Amazon doesn’t have to worry about any of this with trad publishers (well, they mostly don’t have to worry about sub-par books. We’ve all seen the questionable content some of these publishers have produced). They know they are going to get properly formatted books that have at least seen a cursory glance by an editor, something you are less-often to come across from a self-published book. So from a business standpoint, it makes much more sense for them to close down the KDP platform for good than to attempt to overhaul it and bring it up to the same level of quality throughout the platform as you are currently going to get from a trad published book.
And this brings me to my last point – all the bad publicity. With all the drama that has been going on, and with so many of us indies, we have all pretty much had it up to our eyeballs with shitty books hitting the #1 spot on Amazon, we’re sick of the bookstuffing scammers screwing legitimate authors out of a huge chunk of profits, we’re sick of the Zon not treating us as equals in the publishing business, and we’re really tired of being forced to compete with shitty books. Basically, we are all shining a very bad light on how the Zon operates its indie publishing platform. And as I noted above, it would cost way too much money and manpower to get that platform under control and up to trad publishing standards than what they are willing to spend.
I always knew it would eventually get to a tipping point. For many years we were all on a see-saw, teetering back and forth, talking among ourselves. But in the past few years, authors like me who have practically been forced to give up writing because Zon won’t get their shit together have become more and more vocal about just how unsatisfied we are with them, demanding we be treated better, demanding they have better quality control, demanding they actually mind their damn platform. We’ve all felt these complaints had fallen on deaf ears. But I don’t believe they have.

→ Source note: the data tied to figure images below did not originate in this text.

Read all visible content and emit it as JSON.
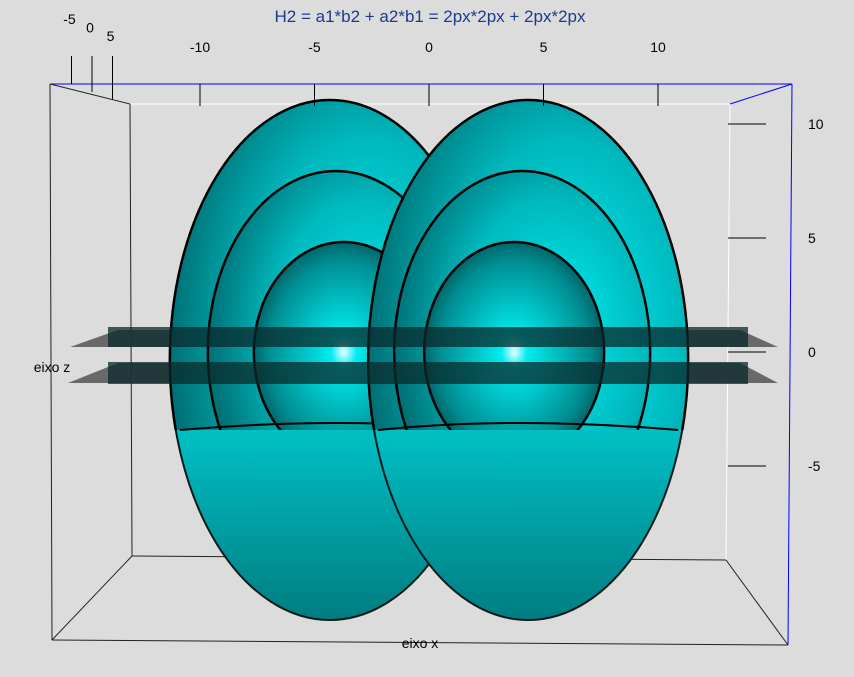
{
  "chart_data": {
    "type": "3d-surface",
    "title": "H2 = a1*b2 + a2*b1 = 2px*2px + 2px*2px",
    "xlabel": "eixo x",
    "zlabel": "eixo z",
    "x_ticks": [
      "-10",
      "-5",
      "0",
      "5",
      "10"
    ],
    "x_tick_values": [
      -10,
      -5,
      0,
      5,
      10
    ],
    "y_ticks": [
      "-5",
      "0",
      "5"
    ],
    "y_tick_values": [
      -5,
      0,
      5
    ],
    "z_ticks": [
      "10",
      "5",
      "0",
      "-5"
    ],
    "z_tick_values": [
      10,
      5,
      0,
      -5
    ],
    "lobe_centers_x": [
      -3.5,
      3.5
    ],
    "shell_count": 3,
    "surface_color": "#00e5e8",
    "plane_color": "#555555",
    "box_color": "#0000ff",
    "title_color": "#1a3a8c",
    "grid": false
  }
}
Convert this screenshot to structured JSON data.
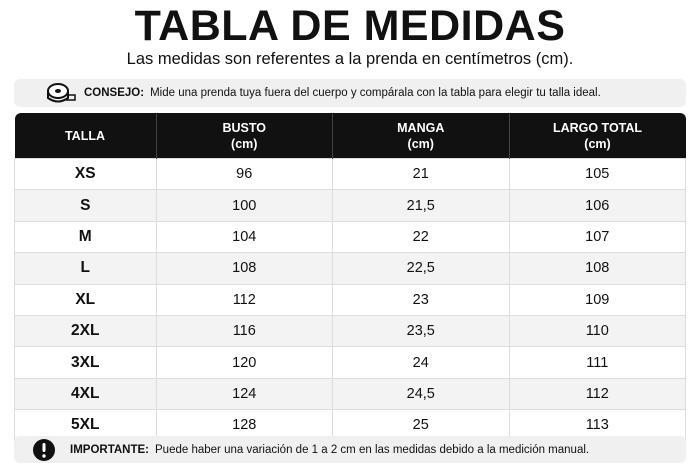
{
  "header": {
    "title": "TABLA DE MEDIDAS",
    "subtitle": "Las medidas son referentes a la prenda en centímetros (cm)."
  },
  "tip": {
    "label": "CONSEJO:",
    "text": "Mide una prenda tuya fuera del cuerpo y compárala con la tabla para elegir tu talla ideal."
  },
  "table": {
    "columns": [
      {
        "name": "TALLA"
      },
      {
        "name": "BUSTO",
        "unit": "(cm)"
      },
      {
        "name": "MANGA",
        "unit": "(cm)"
      },
      {
        "name": "LARGO TOTAL",
        "unit": "(cm)"
      }
    ],
    "rows": [
      [
        "XS",
        "96",
        "21",
        "105"
      ],
      [
        "S",
        "100",
        "21,5",
        "106"
      ],
      [
        "M",
        "104",
        "22",
        "107"
      ],
      [
        "L",
        "108",
        "22,5",
        "108"
      ],
      [
        "XL",
        "112",
        "23",
        "109"
      ],
      [
        "2XL",
        "116",
        "23,5",
        "110"
      ],
      [
        "3XL",
        "120",
        "24",
        "111"
      ],
      [
        "4XL",
        "124",
        "24,5",
        "112"
      ],
      [
        "5XL",
        "128",
        "25",
        "113"
      ]
    ]
  },
  "note": {
    "label": "IMPORTANTE:",
    "text": "Puede haber una variación de 1 a 2 cm en las medidas debido a la medición manual."
  }
}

Taking a look at the signs from the past few years, I’d be willing to wager the Zon will eventually get tired of all the bad press we keep giving them and shut out indie publishers for good. They’ve already proven they do not care enough about us to offer up any type of real change. And the changes they have implemented, like closing down KW and CS, and making the KU platform so easily manipulated while making it nearly impossible for the little author to make any money, have not exactly been in indie authors’ best interests. We do not help their bottom line enough to warrant spending any more money on us to create a viable platform which weeds out the scammers and the sub-par books, much less give us an equal footing in the publishing world. We are a thorn in their side, the squeaky wheel which keeps getting louder as more and more of us hit the platform and voice our displeasure at their treatment of us.
So, all you conspiracy theorists out there. When KDP finally does go the way of the dinosaur, just remember you heard it from me first. I’ve already made several predictions which have come to pass, and I figure this one is coming. It’s just a matter of time.